6. Once again we have a countable subset of the real numbers (10,000 of them to be exact) and they can be paired to the first 10,000 members of the set of natural numbers. It is important to notice that this set also contains every real number contained in the collection laid out in the 10 by 10 matrix.
7. Now, you can continue this procedure with three, four, five, ... digits in a cell. At every step of the procedure the subset of real numbers can be counted and paired with the proper subset of the natural numbers.
8. As the procedure is continued, there is no real number which will not be picked up so long as we are allowed to continue forever: i.e., if the procedure of pairing the odd numbers to the natural numbers can be deemed accomplishable, one must conclude that the real numbers can also be so paired.

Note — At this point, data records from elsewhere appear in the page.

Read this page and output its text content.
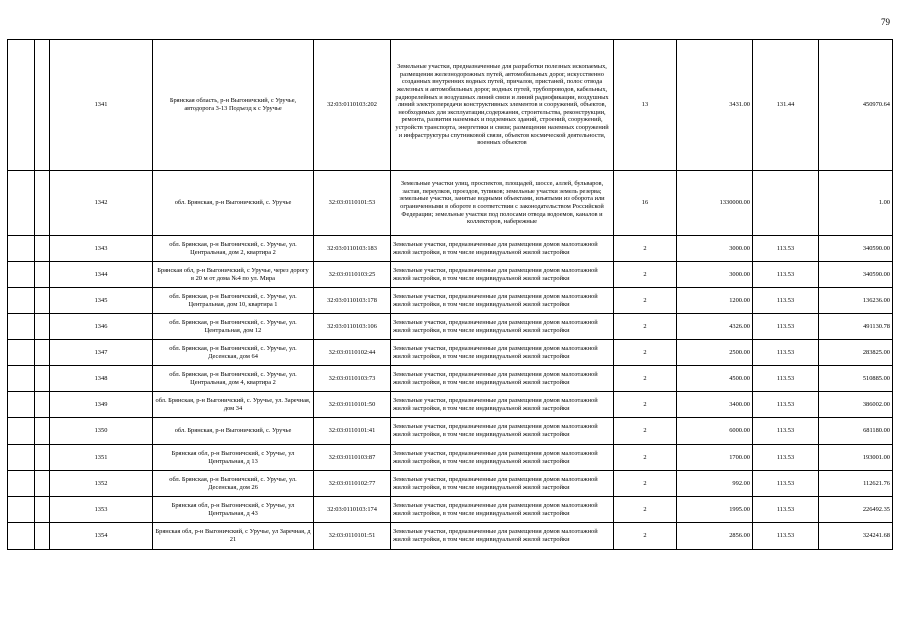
79
		1341	Брянская область, р-н Выгоничский, с Уручье, автодорога 3-13 Подъезд к с Уручье	32:03:0110103:202	Земельные участки, предназначенные для разработки полезных ископаемых, размещения железнодорожных путей, автомобильных дорог, искусственно созданных внутренних водных путей, причалов, пристаней, полос отвода железных и автомобильных дорог, водных путей, трубопроводов, кабельных, радиорелейных и воздушных линий связи и линий радиофикации, воздушных линий электропередачи конструктивных элементов и сооружений, объектов, необходимых для эксплуатации,содержания, строительства, реконструкции, ремонта, развития наземных и подземных зданий, строений, сооружений, устройств транспорта, энергетики и связи; размещения наземных сооружений и инфраструктуры спутниковой связи, объектов космической деятельности, военных объектов	13	3431.00	131.44	450970.64
		1342	обл. Брянская, р-н Выгоничский, с. Уручье	32:03:0110101:53	Земельные участки улиц, проспектов, площадей, шоссе, аллей, бульваров, застав, переулков, проездов, тупиков; земельные участки земель резерва; земельные участки, занятые водными объектами, изъятыми из оборота или ограниченными в обороте в соответствии с законодательством Российской Федерации; земельные участки под полосами отвода водоемов, каналов и коллекторов, набережные	16	1330000.00		1.00
		1343	обл. Брянская, р-н Выгоничский, с. Уручье, ул. Центральная, дом 2, квартира 2	32:03:0110103:183	Земельные участки, предназначенные для размещения домов малоэтажной жилой застройки, в том числе индивидуальной жилой застройки	2	3000.00	113.53	340590.00
		1344	Брянская обл, р-н Выгоничский, с Уручье, через дорогу в 20 м от дома №4 по ул. Мира	32:03:0110103:25	Земельные участки, предназначенные для размещения домов малоэтажной жилой застройки, в том числе индивидуальной жилой застройки	2	3000.00	113.53	340590.00
		1345	обл. Брянская, р-н Выгоничский, с. Уручье, ул. Центральная, дом 10, квартира 1	32:03:0110103:178	Земельные участки, предназначенные для размещения домов малоэтажной жилой застройки, в том числе индивидуальной жилой застройки	2	1200.00	113.53	136236.00
		1346	обл. Брянская, р-н Выгоничский, с. Уручье, ул. Центральная, дом 12	32:03:0110103:106	Земельные участки, предназначенные для размещения домов малоэтажной жилой застройки, в том числе индивидуальной жилой застройки	2	4326.00	113.53	491130.78
		1347	обл. Брянская, р-н Выгоничский, с. Уручье, ул. Десенская, дом 64	32:03:0110102:44	Земельные участки, предназначенные для размещения домов малоэтажной жилой застройки, в том числе индивидуальной жилой застройки	2	2500.00	113.53	283825.00
		1348	обл. Брянская, р-н Выгоничский, с. Уручье, ул. Центральная, дом 4, квартира 2	32:03:0110103:73	Земельные участки, предназначенные для размещения домов малоэтажной жилой застройки, в том числе индивидуальной жилой застройки	2	4500.00	113.53	510885.00
		1349	обл. Брянская, р-н Выгоничский, с. Уручье, ул. Заречная, дом 34	32:03:0110101:50	Земельные участки, предназначенные для размещения домов малоэтажной жилой застройки, в том числе индивидуальной жилой застройки	2	3400.00	113.53	386002.00
		1350	обл. Брянская, р-н Выгоничский, с. Уручье	32:03:0110101:41	Земельные участки, предназначенные для размещения домов малоэтажной жилой застройки, в том числе индивидуальной жилой застройки	2	6000.00	113.53	681180.00
		1351	Брянская обл, р-н Выгоничский, с Уручье, ул Центральная, д 13	32:03:0110103:87	Земельные участки, предназначенные для размещения домов малоэтажной жилой застройки, в том числе индивидуальной жилой застройки	2	1700.00	113.53	193001.00
		1352	обл. Брянская, р-н Выгоничский, с. Уручье, ул. Десенская, дом 26	32:03:0110102:77	Земельные участки, предназначенные для размещения домов малоэтажной жилой застройки, в том числе индивидуальной жилой застройки	2	992.00	113.53	112621.76
		1353	Брянская обл, р-н Выгоничский, с Уручье, ул Центральная, д 43	32:03:0110103:174	Земельные участки, предназначенные для размещения домов малоэтажной жилой застройки, в том числе индивидуальной жилой застройки	2	1995.00	113.53	226492.35
		1354	Брянская обл, р-н Выгоничский, с Уручье, ул Заречная, д 21	32:03:0110101:51	Земельные участки, предназначенные для размещения домов малоэтажной жилой застройки, в том числе индивидуальной жилой застройки	2	2856.00	113.53	324241.68
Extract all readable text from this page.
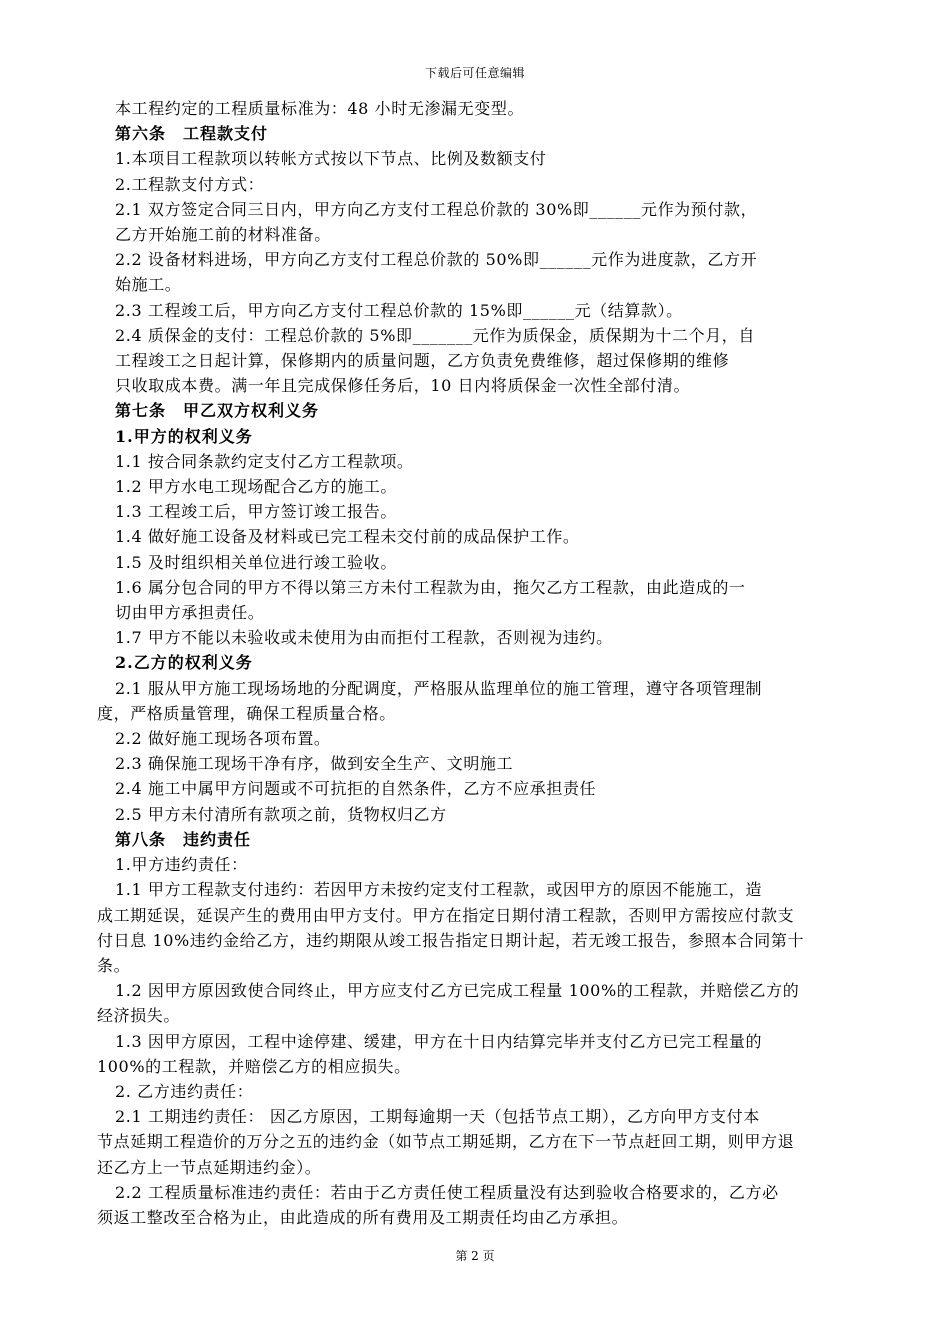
下载后可任意编辑
本工程约定的工程质量标准为：48 小时无渗漏无变型。
第六条　工程款支付
1.本项目工程款项以转帐方式按以下节点、比例及数额支付
2.工程款支付方式：
2.1 双方签定合同三日内，甲方向乙方支付工程总价款的 30%即______元作为预付款，
乙方开始施工前的材料准备。
2.2 设备材料进场，甲方向乙方支付工程总价款的 50%即______元作为进度款，乙方开
始施工。
2.3 工程竣工后，甲方向乙方支付工程总价款的 15%即______元（结算款）。
2.4 质保金的支付：工程总价款的 5%即_______元作为质保金，质保期为十二个月，自
工程竣工之日起计算，保修期内的质量问题，乙方负责免费维修，超过保修期的维修
只收取成本费。满一年且完成保修任务后，10 日内将质保金一次性全部付清。
第七条　甲乙双方权利义务
1.甲方的权利义务
1.1 按合同条款约定支付乙方工程款项。
1.2 甲方水电工现场配合乙方的施工。
1.3 工程竣工后，甲方签订竣工报告。
1.4 做好施工设备及材料或已完工程未交付前的成品保护工作。
1.5 及时组织相关单位进行竣工验收。
1.6 属分包合同的甲方不得以第三方未付工程款为由，拖欠乙方工程款，由此造成的一
切由甲方承担责任。
1.7 甲方不能以未验收或未使用为由而拒付工程款，否则视为违约。
2.乙方的权利义务
2.1 服从甲方施工现场场地的分配调度，严格服从监理单位的施工管理，遵守各项管理制
度，严格质量管理，确保工程质量合格。
2.2 做好施工现场各项布置。
2.3 确保施工现场干净有序，做到安全生产、文明施工
2.4 施工中属甲方问题或不可抗拒的自然条件，乙方不应承担责任
2.5 甲方未付清所有款项之前，货物权归乙方
第八条　违约责任
1.甲方违约责任：
1.1 甲方工程款支付违约：若因甲方未按约定支付工程款，或因甲方的原因不能施工，造
成工期延误，延误产生的费用由甲方支付。甲方在指定日期付清工程款，否则甲方需按应付款支
付日息 10%违约金给乙方，违约期限从竣工报告指定日期计起，若无竣工报告，参照本合同第十
条。
1.2 因甲方原因致使合同终止，甲方应支付乙方已完成工程量 100%的工程款，并赔偿乙方的
经济损失。
1.3 因甲方原因，工程中途停建、缓建，甲方在十日内结算完毕并支付乙方已完工程量的
100%的工程款，并赔偿乙方的相应损失。
2. 乙方违约责任：
2.1 工期违约责任： 因乙方原因，工期每逾期一天（包括节点工期），乙方向甲方支付本
节点延期工程造价的万分之五的违约金（如节点工期延期，乙方在下一节点赶回工期，则甲方退
还乙方上一节点延期违约金）。
2.2 工程质量标准违约责任：若由于乙方责任使工程质量没有达到验收合格要求的，乙方必
须返工整改至合格为止，由此造成的所有费用及工期责任均由乙方承担。
第 2 页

Now I believe Cantor would get very upset with the fact that I am rearranging the numbers at every step, but I don't think one could argue that the rearrangement is significant to the count as, each time I add some more real numbers, I am always including the real numbers already considered in my count which is the actual central issue here. Now with your complaint about members of the set being used up faster, in the procedure I just laid out, which ones are being used up faster? The real numbers or the natural numbers? Think about that one for a while!
With regard to things being counter-intuitive, I think it would be good to keep Jerry Bona's joke in mind. My personal opinion is that "size of infinity" is an undefinable term. If it is infinite, it just never stops and if you were smart enough you could come up with a pairing program which would pair off any infinite set with the natural numbers. Of course, that is no more than an opinion.
Now I would like to bring up a serious question about the concept of existence. I know you are aware of the fact that your mind can present you with illusions which are not controllable in any conscious way. What I mean here is that you cannot eliminate the illusion by knowing it is an illusion. We generally "know it is an illusion" because we can prove it is "inconsistent with actual reality". Suppose your mind were to create a particular illusion which just happened to have no inconsistent elements at all. Does that make it "consistent with reality"? In other words can your mind create "real" objects? How would you propose to prove it can not? Just what is a "real" object anyway?
Have fun -- Dick |